Ils sont alors tirés lavés un peu raccommodés si besoin
Dotés de nouvelles vies
De nouveaux noms
De nouveaux amis
De nouveaux voisins
D’adresses de pièces d’identité
Sont invités à présenter une expression d’intérêt pour vivre
Et une expression de peur de mourir
Ensuite déposées au ministère d’immigration, de réfugiés et de la citoyenneté
Avec une main (visiblement) tremblante
Le cœur (sensiblement) battant
Les lèvres (comme le sol du Sahara) gercées
Le sentiment d’une légère ivresse qui se manifeste
Quand on vise avec le pointeur de son souris quasi quantique dont on ne sait jamais pour sûr la position
Et qu’on peut seulement deviner
Le site
L’année
Le jour de la semaine
Le copyright
Navigateur système d’exploitation âgé sexe religion
Le pointeur qui saute des vidéos porno aux sites d’ambassades
De l’épisode de « Friends » au fils de discussion sur les forums qui presque tous commencent avec « Comment » et « Quand »

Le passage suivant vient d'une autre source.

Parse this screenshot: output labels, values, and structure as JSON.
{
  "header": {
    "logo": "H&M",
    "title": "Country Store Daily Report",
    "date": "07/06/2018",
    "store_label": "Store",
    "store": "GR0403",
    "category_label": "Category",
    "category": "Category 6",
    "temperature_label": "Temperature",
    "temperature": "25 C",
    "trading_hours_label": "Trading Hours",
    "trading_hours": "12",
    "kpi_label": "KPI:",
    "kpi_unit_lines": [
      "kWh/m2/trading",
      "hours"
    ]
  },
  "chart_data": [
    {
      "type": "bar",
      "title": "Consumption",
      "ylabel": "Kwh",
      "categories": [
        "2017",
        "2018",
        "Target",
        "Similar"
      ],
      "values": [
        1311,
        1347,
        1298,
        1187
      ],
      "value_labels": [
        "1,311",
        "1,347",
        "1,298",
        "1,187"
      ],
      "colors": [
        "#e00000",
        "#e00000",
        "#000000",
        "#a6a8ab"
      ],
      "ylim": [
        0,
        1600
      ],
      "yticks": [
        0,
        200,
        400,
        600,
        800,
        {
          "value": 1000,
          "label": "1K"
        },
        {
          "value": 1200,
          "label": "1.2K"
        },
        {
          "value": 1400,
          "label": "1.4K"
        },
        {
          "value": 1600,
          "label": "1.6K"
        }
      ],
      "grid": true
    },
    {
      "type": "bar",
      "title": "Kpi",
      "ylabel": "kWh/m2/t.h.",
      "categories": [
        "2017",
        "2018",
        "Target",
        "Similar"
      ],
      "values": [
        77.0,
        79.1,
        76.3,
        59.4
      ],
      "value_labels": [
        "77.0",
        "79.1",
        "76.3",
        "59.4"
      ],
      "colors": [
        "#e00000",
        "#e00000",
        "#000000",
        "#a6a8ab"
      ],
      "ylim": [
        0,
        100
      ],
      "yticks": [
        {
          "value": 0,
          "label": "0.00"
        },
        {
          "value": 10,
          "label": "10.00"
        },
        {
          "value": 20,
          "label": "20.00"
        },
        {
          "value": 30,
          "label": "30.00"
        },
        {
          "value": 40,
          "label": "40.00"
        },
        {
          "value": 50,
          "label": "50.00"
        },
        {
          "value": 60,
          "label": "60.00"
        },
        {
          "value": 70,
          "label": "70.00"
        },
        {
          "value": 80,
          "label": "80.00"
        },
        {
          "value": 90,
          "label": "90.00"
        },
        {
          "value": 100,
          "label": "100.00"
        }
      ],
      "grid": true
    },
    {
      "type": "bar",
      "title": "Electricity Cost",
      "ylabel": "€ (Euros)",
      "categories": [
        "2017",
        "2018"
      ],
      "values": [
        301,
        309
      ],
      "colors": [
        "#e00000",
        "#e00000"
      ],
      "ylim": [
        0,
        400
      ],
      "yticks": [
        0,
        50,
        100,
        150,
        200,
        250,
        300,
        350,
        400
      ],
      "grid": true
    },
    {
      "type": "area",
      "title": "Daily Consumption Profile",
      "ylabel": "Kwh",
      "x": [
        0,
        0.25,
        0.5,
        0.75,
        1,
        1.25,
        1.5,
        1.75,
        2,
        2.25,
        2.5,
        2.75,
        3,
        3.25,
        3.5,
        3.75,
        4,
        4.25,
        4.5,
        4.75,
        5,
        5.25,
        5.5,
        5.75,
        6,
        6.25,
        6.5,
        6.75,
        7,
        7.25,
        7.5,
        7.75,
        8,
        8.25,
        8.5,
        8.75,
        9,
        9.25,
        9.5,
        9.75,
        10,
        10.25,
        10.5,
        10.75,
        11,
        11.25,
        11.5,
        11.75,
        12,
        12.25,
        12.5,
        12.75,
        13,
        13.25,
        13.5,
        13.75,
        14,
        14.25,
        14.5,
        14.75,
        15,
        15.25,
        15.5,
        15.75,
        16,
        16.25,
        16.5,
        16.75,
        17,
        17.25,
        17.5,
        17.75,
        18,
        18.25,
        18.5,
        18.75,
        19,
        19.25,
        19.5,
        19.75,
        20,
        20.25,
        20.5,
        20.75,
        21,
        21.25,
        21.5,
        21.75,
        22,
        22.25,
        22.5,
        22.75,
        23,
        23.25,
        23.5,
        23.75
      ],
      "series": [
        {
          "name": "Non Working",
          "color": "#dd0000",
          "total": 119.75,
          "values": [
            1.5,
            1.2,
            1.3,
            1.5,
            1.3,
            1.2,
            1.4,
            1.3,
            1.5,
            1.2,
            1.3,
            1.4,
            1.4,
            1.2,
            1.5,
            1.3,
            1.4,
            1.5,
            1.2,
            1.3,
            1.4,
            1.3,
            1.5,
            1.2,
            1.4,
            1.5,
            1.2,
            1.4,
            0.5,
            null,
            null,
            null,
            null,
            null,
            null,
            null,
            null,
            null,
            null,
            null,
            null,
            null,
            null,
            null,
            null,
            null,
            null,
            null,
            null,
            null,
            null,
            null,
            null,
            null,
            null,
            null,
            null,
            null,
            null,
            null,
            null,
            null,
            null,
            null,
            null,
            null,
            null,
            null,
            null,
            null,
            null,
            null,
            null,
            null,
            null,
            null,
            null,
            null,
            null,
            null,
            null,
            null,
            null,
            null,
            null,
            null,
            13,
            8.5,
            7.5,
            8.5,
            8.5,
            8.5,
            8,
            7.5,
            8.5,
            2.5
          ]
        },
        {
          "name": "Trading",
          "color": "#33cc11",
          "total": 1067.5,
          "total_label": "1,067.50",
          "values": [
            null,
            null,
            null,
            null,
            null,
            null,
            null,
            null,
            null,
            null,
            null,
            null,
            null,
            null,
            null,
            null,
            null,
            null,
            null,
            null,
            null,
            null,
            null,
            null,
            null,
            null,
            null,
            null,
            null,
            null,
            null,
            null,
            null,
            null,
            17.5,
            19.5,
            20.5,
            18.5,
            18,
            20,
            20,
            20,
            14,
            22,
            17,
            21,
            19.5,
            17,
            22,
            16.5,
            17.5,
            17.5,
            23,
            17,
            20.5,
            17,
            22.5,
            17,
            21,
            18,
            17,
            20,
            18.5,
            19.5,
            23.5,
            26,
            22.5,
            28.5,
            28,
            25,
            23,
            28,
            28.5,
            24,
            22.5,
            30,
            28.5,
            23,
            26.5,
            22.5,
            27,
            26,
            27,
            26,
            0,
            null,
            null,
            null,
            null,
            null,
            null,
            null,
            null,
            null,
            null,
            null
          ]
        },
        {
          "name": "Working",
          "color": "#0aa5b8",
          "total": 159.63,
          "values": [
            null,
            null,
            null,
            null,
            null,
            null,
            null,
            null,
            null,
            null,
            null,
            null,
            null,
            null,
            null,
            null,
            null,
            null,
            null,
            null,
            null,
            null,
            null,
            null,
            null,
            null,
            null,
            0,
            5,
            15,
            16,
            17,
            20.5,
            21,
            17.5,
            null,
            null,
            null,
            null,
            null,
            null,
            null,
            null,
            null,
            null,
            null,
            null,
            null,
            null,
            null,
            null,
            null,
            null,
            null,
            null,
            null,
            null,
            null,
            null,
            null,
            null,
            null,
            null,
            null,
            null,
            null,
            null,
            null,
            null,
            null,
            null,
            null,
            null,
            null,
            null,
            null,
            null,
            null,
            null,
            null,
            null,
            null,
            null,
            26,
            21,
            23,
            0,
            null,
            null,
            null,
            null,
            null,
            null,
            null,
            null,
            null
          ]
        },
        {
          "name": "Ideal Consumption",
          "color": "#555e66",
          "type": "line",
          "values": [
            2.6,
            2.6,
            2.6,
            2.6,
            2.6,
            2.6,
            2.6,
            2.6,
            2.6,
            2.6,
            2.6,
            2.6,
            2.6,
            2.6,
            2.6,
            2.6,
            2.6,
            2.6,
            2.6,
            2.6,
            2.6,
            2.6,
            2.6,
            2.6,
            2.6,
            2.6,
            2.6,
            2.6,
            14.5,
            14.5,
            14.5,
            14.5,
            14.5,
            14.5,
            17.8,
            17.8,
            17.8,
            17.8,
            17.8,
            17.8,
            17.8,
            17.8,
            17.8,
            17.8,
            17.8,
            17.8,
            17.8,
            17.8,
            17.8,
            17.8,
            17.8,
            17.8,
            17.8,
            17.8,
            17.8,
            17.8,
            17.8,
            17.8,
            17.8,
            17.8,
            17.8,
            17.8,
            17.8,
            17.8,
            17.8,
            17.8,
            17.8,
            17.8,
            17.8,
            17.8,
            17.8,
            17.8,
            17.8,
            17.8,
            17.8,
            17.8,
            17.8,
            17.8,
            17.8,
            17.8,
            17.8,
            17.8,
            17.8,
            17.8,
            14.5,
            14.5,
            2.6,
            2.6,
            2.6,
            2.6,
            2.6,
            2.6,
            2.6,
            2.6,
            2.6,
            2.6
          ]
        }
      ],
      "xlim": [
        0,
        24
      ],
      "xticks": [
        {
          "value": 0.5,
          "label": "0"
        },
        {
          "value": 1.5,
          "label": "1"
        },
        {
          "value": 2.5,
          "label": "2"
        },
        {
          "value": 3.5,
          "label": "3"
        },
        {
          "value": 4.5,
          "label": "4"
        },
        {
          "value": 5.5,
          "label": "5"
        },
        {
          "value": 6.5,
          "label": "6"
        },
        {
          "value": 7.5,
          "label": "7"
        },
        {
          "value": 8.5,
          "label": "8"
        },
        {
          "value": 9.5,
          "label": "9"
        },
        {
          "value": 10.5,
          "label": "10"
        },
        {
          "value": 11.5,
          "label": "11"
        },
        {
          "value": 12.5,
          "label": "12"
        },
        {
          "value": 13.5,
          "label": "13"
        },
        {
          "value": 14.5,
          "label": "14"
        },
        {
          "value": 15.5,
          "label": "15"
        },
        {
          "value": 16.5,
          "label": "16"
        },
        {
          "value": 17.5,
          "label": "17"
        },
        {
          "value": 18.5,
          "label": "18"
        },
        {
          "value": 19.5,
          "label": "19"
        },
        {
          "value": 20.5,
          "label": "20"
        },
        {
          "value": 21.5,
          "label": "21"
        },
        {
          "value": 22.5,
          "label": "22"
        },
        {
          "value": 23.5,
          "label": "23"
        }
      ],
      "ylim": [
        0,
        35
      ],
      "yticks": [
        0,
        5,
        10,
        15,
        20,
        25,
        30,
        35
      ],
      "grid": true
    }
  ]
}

Avec cette flèche étalée dans l’espace-temps et dans l’espoir-regret
On tente, sans jamais le voir directement et seulement se guidant à ses effets sur la lumière
D’atteindre le bouton
Plat, simple, sans trop de décor à part d’un effet d’ombre et des coins arrondis
Perché sur une vaste plaine blanche s’étendant des terres gelées jusqu’à la côte pacifique où les vagues suaves caressent les pieds engourdis
Et où les écureuils dans les parcs n’ont aucune peur des hommes
Un bouton qui envoie une requête au serveur qui passe les paramètres
Au composant du haut niveau qui ne sait rien de l’origine de ladite requête, qui a pour but seulement de recevoir les données et ensuite les verser à backend
C’est ça de la bonne composition on dit dans le milieu du numérique
C’est ça le code performant et propre
C’est bien comme ça qu’on construit notre futur mon pote
Bref le bouton
Qui fait de n’importe quoi si l’on omet tous les détails techniques
Mais au moment où l’on l’observe
Qui s’effondre
Allume son fond et dit :
« Changer d’univers »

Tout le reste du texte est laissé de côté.